Please use this identifier to cite or link to this item: https://scholarbank.nus.edu.sg/handle/10635/222207
Title: Nursing homes and its impact on private residential property prices
Authors: TAN HUI SHAN LIZ
Keywords: Real Estate
Qin Yu
Nursing Home
Aging
DID
DDD
RE
2017/2018 RE
Issue Date: 4-Jun-2018
Citation: TAN HUI SHAN LIZ (2018-06-04). Nursing homes and its impact on private residential property prices. ScholarBank@NUS Repository.
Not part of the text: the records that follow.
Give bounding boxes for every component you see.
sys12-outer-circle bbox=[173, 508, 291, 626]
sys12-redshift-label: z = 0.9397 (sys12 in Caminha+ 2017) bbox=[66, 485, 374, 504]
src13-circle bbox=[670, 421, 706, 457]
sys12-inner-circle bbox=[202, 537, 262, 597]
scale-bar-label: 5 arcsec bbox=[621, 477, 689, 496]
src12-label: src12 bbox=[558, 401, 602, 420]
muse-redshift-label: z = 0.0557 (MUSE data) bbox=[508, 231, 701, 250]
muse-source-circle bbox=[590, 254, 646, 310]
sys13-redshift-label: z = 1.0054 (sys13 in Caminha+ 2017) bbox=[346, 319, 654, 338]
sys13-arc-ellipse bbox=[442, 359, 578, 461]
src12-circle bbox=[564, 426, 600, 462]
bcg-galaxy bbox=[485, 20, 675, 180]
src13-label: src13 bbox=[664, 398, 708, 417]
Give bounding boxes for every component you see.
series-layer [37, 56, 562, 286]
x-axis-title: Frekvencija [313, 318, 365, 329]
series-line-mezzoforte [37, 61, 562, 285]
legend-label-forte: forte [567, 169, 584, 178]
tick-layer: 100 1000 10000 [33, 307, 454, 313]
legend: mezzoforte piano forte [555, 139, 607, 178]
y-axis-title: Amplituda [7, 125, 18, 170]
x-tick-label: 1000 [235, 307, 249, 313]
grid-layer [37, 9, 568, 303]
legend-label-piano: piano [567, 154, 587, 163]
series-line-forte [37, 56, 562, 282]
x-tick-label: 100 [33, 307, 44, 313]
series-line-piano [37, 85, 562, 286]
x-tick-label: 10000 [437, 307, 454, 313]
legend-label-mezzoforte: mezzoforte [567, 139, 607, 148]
Abstract: Ageing is at the forefront of issues faced by Singapore today as it experiences an unprecedented shift in age structure in the coming years. In 2011, the Ministry of Health (MOH) commissioned a move to double the nursing home capacity by 2020, to cater for this demographic change. The growth of nursing homes will require careful planning considerations. Hence, this paper examines possible externalities of nursing homes and seeks to understand its effect on property prices. To examine the causal impact, the difference-in-differences (DID) and difference-in-difference-in-differences (DDD) approach are adopted, accounting for structural, spatial and temporal variations. Using private residential data published in the Real Estate Information System (REALIS) from January 1995 to December 2017, this paper utilises a local-polynomial-regression estimator and determines a cut-off boundary of 400 metres. This boundary will be set as the treatment zone to study the proximity effect. This study concludes that nursing homes have a negative impact on private residential properties, where the treatment group transacted at 1.17% discount after the commencement, as compared to 2.57% premium before the commencement. Results further prove that the size of nursing homes has differing impacts on housing transactions. The negative impact on properties within the treatment group with smaller nursing homes is approximately 40% lower, as compared to larger nursing homes (-0.72% vs -1.19%). This research further found that for every 1% increase in elderly within a town, properties within the treatment group transacted at 0.11% premium before the opening of a nursing home, and further increased to 0.15% after the opening. The time event study also shows a growing acceptance of nursing homes after 2 years from opening. Research findings provide important planning considerations as to where nursing homes should be built in the future, to minimise any negative impact on its surroundings.